Is it really not possible to determine the precise height of a text?

edited December 2016 in Programming Questions

I want to be able to draw the exact bounding box of a text. The width is not a problem, I can use the textWidth() function and give it the string I'm rendering, but when it comes to its height, I'm clueless. Yes, functions textAscent() and textDescent() are available and their sum gives me the maximum height of the font in general, but what I need is the height of a particular string or a character which is potentially smaller in height..

Is there a workaround that'll give me what I want??

Cheers

Answers

  • There is a way to find the height of a glyph (character image). If textAscent() or font size isn't good enough you can loop over all characters and find the maximum value.

    String s = "test";
    PFont font = createFont("Arial", 36);
    textFont(font);
    int max = 0;
    for (char c : s.toCharArray())
    {
      PFont.Glyph g = font.getGlyph(c);   //the magic
      if (g.height > max) max = g.height;
    }
    
    background(0);
    fill(255, 0, 0);
    rect(10, 10, textWidth(s), max);
    fill(0);
    text(s, 10, 10+max);
    
  • But I'd stick with the normal textSize, as this method is a bit long.

  • @colouredmirrorball

    Thank you so much, this is exactly what I needed!

    @Lord_of_the_Galaxy

    I'm sorry, but I think you misunderstood what I needed, textSize() is used to, well, set the text size, and what I need is the precise width/height of any character I want.

  • What I meant was that whatever value you use in textSize() is the maximum height of that font as a whole.

  • True, but that's not at all what I need.

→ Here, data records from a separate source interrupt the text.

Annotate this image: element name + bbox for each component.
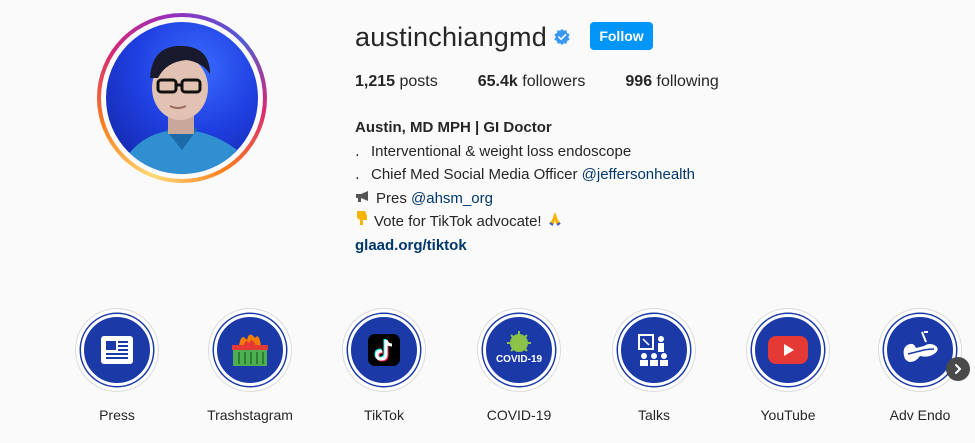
- mention-link[interactable]: @ahsm_org: [411, 187, 493, 211]
- highlight-label: Trashstagram: [207, 407, 293, 423]
- newspaper-icon: [101, 336, 133, 364]
- bio-line: Vote for TikTok advocate!: [355, 210, 695, 234]
- highlight-label: Adv Endo: [889, 407, 951, 423]
- bullet-icon: ․: [355, 166, 360, 182]
- dumpster-fire-icon: [232, 334, 268, 366]
- avatar-photo: [106, 22, 258, 174]
- highlight-cover: [214, 314, 286, 386]
- bio-name: Austin, MD MPH | GI Doctor: [355, 119, 552, 136]
- mention-link[interactable]: @jeffersonhealth: [582, 163, 695, 187]
- highlight-tiktok[interactable]: TikTok: [334, 308, 434, 423]
- verified-badge-icon: [554, 28, 570, 46]
- bio-line: ․ Interventional & weight loss endoscope: [355, 140, 695, 164]
- bio-line: ․ Chief Med Social Media Officer @jeffer…: [355, 163, 695, 187]
- story-highlights: Press Trashstagram TikTok COVID-19 COVID…: [0, 308, 975, 443]
- highlight-trashstagram[interactable]: Trashstagram: [200, 308, 300, 423]
- pancreas-icon: [903, 331, 938, 362]
- following-label: following: [656, 73, 719, 90]
- covid-icon: COVID-19: [496, 331, 543, 365]
- highlight-youtube[interactable]: YouTube: [738, 308, 838, 423]
- profile-avatar[interactable]: [97, 13, 267, 183]
- highlight-ring: [612, 308, 696, 392]
- highlight-cover: COVID-19: [483, 314, 555, 386]
- following-stat[interactable]: 996 following: [625, 73, 718, 91]
- highlight-ring: [75, 308, 159, 392]
- presentation-icon: [638, 334, 668, 366]
- followers-label: followers: [522, 73, 586, 90]
- highlight-label: COVID-19: [486, 407, 552, 423]
- youtube-icon: [768, 336, 808, 364]
- bio-line: Pres @ahsm_org: [355, 187, 695, 211]
- chevron-right-icon: [955, 364, 962, 374]
- highlight-cover: [618, 314, 690, 386]
- bio-line-text: Chief Med Social Media Officer: [371, 166, 582, 183]
- highlight-label: TikTok: [364, 407, 404, 423]
- highlight-cover: [752, 314, 824, 386]
- highlight-label: YouTube: [760, 407, 816, 423]
- bio-line-text: Pres: [376, 189, 412, 207]
- posts-stat: 1,215 posts: [355, 73, 438, 91]
- highlight-label: Talks: [638, 407, 670, 423]
- follow-button[interactable]: Follow: [590, 22, 653, 50]
- posts-label: posts: [399, 73, 438, 90]
- highlight-label: Press: [99, 407, 135, 423]
- bio-line-text: Vote for TikTok advocate!: [374, 213, 542, 230]
- bio-website-link[interactable]: glaad.org/tiktok: [355, 234, 695, 258]
- tiktok-icon: [368, 334, 400, 366]
- bio-line-text: Interventional & weight loss endoscope: [371, 142, 632, 160]
- highlight-cover: [348, 314, 420, 386]
- profile-stats: 1,215 posts 65.4k followers 996 followin…: [355, 73, 759, 91]
- svg-text:COVID-19: COVID-19: [496, 354, 543, 365]
- posts-count: 1,215: [355, 73, 396, 90]
- megaphone-icon: [355, 187, 371, 211]
- highlight-cover: [884, 314, 956, 386]
- highlight-ring: COVID-19: [477, 308, 561, 392]
- pointing-down-icon: [355, 210, 369, 234]
- profile-bio: Austin, MD MPH | GI Doctor ․ Interventio…: [355, 116, 695, 257]
- followers-count: 65.4k: [477, 73, 518, 90]
- bullet-icon: ․: [355, 142, 360, 159]
- highlight-press[interactable]: Press: [67, 308, 167, 423]
- highlight-ring: [342, 308, 426, 392]
- following-count: 996: [625, 73, 653, 90]
- highlights-next-button[interactable]: [946, 357, 970, 381]
- highlight-ring: [208, 308, 292, 392]
- highlight-covid[interactable]: COVID-19 COVID-19: [469, 308, 569, 423]
- profile-username: austinchiangmd: [355, 22, 547, 52]
- highlight-cover: [81, 314, 153, 386]
- praying-hands-icon: [547, 210, 563, 234]
- followers-stat[interactable]: 65.4k followers: [478, 73, 586, 91]
- highlight-ring: [746, 308, 830, 392]
- highlight-ring: [878, 308, 962, 392]
- highlight-talks[interactable]: Talks: [604, 308, 704, 423]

I need to be able to calculate the exact bounding box of any possible character.

  • Work around would be to draw on an invisible PGraphics and detect the max size with get()

  • @Chrisir -- interesting workaround.

    Will that give different / more precise values than the PFont.Glyph.height approach suggested by @colouredmirrorball ? Or are they two ways of achieving the same thing?

  • No idea

    We need to know more about the goal

    Are you trying to make each letter clickable or just words?

  • edited December 2016

    Hey, maybe I wasn't clear enough, but colouredmirrorball's revelation of the PFont.Glyph class is exactly what I needed and I also think it's the "right" method that gives precise results - I consider my question answered.

    Anyway, I'm generating some random dataset for training a neural network used for OCR, and for each generated character I need to know exactly where it is and what is its bounding box, and PFont.Glyph's attributes offer exactly what I need.

    @Chrisir It's not about making the characters/words clickable, it's just about obtaining each character's bounding box. And while I'm sure the PGraphics method could work, I think the suggested PFont.Glyph aproach would be faster if anything, and it offers what I need.

  • There is a problem with this approach - try using the letter "p" or "y" in your text and you'll notice that the bounding box will end up above the required position because text is a bit below the given y position.

  • And I found a fix. Try this code:

    PFont font;
    
    void setup(){
      size(640, 360);
      font = createFont("Arial", 48);
      background(0);
      fill(255);
      textFont(font);
    }
    
    void draw(){
    }
    
    void keyPressed(){
      PFont.Glyph glyph = font.getGlyph(key);
      println(glyph.height);
      println(glyph.width);
      println((char)glyph.value);
      println(glyph.index);
      println(glyph.topExtent);
      println(glyph.leftExtent);
      //println(glyph.height);
    
      background(0);
      fill(0, 0, 255);
      text(key, 50, 100);
      int l = glyph.leftExtent;
      int t = glyph.topExtent;
      int h = glyph.height;
      int w = glyph.width;
      noFill();
      stroke(255, 255, 0);
      rect(50 + l, 100 - t, w, h);
    }
    
  • edited February 2017

    Thank you @Lord_of_the_Galaxy, I ran into that problem and fortunately found the solution (like yours) looking at the javadocs.